I’ve been trying to find the words to say that will have any real impact on this situation we’re currently dealing with. As I type this, the statistics show over 312,000 confirmed cases of the Coronavirus COVID-19 in the United States. When I wrote my post two weeks ago, there were 25,000. Even scarier for me … it’s so close to home. Pennsylvania has over 10,000 confirmed cases, but in the very small county where my parents reside, there has already been one death. This terrifies me because my parents have all the primary traits of those who die from this virus including age and severe underlying health problems.
It’s ironic, really. I believed that the coronavirus was not as big of a deal as many made it out to be. I recall being at the airport in February, returning from vacation, when I heard that they were banning flights into China. I thought, ‘well, that sucks.’ But, I wasn’t worried. I also wasn’t worried when it spread to the United States nor when it spread to Pennsylvania. In fact, when our governor implemented the first stay-at-home order, I thought it was completely unnecessary.
Well, I was wrong.
What I’ve witnessed in the past few weeks is unprecedented. This virus has affected people I idolize – people I thought were invincible – it’s overhauled what we once knew as ‘normal,’ and it’s showed us that our country is at war with something we could have never fully prepared for - something unseen by the eye. This is probably the scariest realization, of all.
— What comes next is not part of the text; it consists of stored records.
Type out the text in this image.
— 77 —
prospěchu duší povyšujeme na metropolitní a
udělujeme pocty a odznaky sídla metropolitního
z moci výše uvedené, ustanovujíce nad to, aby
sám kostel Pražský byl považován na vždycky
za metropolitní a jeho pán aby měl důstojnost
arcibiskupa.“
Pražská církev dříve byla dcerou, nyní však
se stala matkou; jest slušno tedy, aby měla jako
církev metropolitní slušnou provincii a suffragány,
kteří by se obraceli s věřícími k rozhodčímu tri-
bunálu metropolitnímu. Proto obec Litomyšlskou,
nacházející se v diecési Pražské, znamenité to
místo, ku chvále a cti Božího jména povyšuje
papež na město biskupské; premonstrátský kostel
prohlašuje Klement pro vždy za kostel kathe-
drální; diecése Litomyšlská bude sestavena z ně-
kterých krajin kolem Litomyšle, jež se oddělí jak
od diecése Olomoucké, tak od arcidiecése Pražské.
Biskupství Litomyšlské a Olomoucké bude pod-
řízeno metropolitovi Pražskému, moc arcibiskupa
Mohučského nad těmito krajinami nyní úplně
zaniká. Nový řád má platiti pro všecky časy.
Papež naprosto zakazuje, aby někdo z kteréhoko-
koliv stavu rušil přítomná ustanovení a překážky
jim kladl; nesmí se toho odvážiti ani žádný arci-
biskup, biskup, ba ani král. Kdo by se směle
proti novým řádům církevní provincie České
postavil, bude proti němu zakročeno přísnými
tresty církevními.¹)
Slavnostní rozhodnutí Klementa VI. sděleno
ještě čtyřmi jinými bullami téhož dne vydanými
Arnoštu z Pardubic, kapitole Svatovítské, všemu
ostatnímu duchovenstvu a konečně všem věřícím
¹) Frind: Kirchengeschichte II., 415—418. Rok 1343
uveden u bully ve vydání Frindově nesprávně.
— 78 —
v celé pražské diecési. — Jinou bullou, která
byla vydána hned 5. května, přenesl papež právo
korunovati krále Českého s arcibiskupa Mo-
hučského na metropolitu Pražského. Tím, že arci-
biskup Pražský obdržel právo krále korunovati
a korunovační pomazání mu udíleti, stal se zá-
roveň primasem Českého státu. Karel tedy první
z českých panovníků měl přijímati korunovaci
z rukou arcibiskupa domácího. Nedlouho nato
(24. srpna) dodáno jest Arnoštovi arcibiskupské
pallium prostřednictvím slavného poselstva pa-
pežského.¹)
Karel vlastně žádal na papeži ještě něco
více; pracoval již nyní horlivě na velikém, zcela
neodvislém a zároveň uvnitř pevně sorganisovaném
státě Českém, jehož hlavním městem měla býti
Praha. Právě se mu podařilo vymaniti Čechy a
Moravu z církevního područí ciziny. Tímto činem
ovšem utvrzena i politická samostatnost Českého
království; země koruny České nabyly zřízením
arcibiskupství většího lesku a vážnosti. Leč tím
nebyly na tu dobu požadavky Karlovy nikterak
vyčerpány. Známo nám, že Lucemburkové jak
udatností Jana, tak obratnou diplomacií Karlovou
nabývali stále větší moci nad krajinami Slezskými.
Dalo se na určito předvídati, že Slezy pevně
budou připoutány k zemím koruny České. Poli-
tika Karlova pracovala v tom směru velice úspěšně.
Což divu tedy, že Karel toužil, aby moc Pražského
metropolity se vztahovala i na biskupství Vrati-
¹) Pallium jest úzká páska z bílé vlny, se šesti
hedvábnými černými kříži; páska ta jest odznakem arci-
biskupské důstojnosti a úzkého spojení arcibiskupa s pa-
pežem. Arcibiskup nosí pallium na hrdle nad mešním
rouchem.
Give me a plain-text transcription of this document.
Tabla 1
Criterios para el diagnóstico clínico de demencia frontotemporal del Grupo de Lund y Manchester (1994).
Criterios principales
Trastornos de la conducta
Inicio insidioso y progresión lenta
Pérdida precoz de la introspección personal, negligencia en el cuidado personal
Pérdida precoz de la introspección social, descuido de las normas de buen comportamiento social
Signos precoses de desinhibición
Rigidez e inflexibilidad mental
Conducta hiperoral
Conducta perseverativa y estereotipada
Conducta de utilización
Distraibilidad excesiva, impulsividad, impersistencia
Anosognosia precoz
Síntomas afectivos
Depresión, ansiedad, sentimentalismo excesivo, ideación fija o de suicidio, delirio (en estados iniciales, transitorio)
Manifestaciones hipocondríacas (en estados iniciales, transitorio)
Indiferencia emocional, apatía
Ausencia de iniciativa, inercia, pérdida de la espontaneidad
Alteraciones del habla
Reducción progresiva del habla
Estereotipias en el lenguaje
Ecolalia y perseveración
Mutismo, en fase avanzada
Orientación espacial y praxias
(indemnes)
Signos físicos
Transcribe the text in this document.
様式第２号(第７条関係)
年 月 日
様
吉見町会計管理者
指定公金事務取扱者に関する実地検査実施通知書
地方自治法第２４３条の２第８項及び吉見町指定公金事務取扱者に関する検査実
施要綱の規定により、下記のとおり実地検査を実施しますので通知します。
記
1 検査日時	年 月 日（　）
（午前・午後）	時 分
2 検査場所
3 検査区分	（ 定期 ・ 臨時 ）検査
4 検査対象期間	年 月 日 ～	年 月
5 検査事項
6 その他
What we once thought was secure, is threatened. Compromised. In my lifetime, I’ve only personally felt this loss of security when 9/11 happened. I’m 38 years old. Many have seen worse and lived through incredibly trying times. What we are dealing with right now is still – for the majority of us – just an inconvenience. Yes, it’s very real and it’s scary as hell. People are dying. But, again, for most of us… we are OK. We will be alright.
If empty paper aisles, overgrown hair and physical social isolation are the primary concerns, we really do emulate that hashtag #firstworldproblems.
While I’m still unsure of what to say that will have any significant meaning on how we deal with this crisis, I’ve found that sharing my story – my vulnerability and fears – can be helpful to others who might be feeling the same. This morning, my husband said, “I think that we should all take a deep breath, look around and be grateful for what we have.” As a stop-and-smell the roses kind of guy, his advice is sound in any situation. Today, however, I think it’s the most timely piece of advice I’ve heard yet.
How are you navigating the new normal?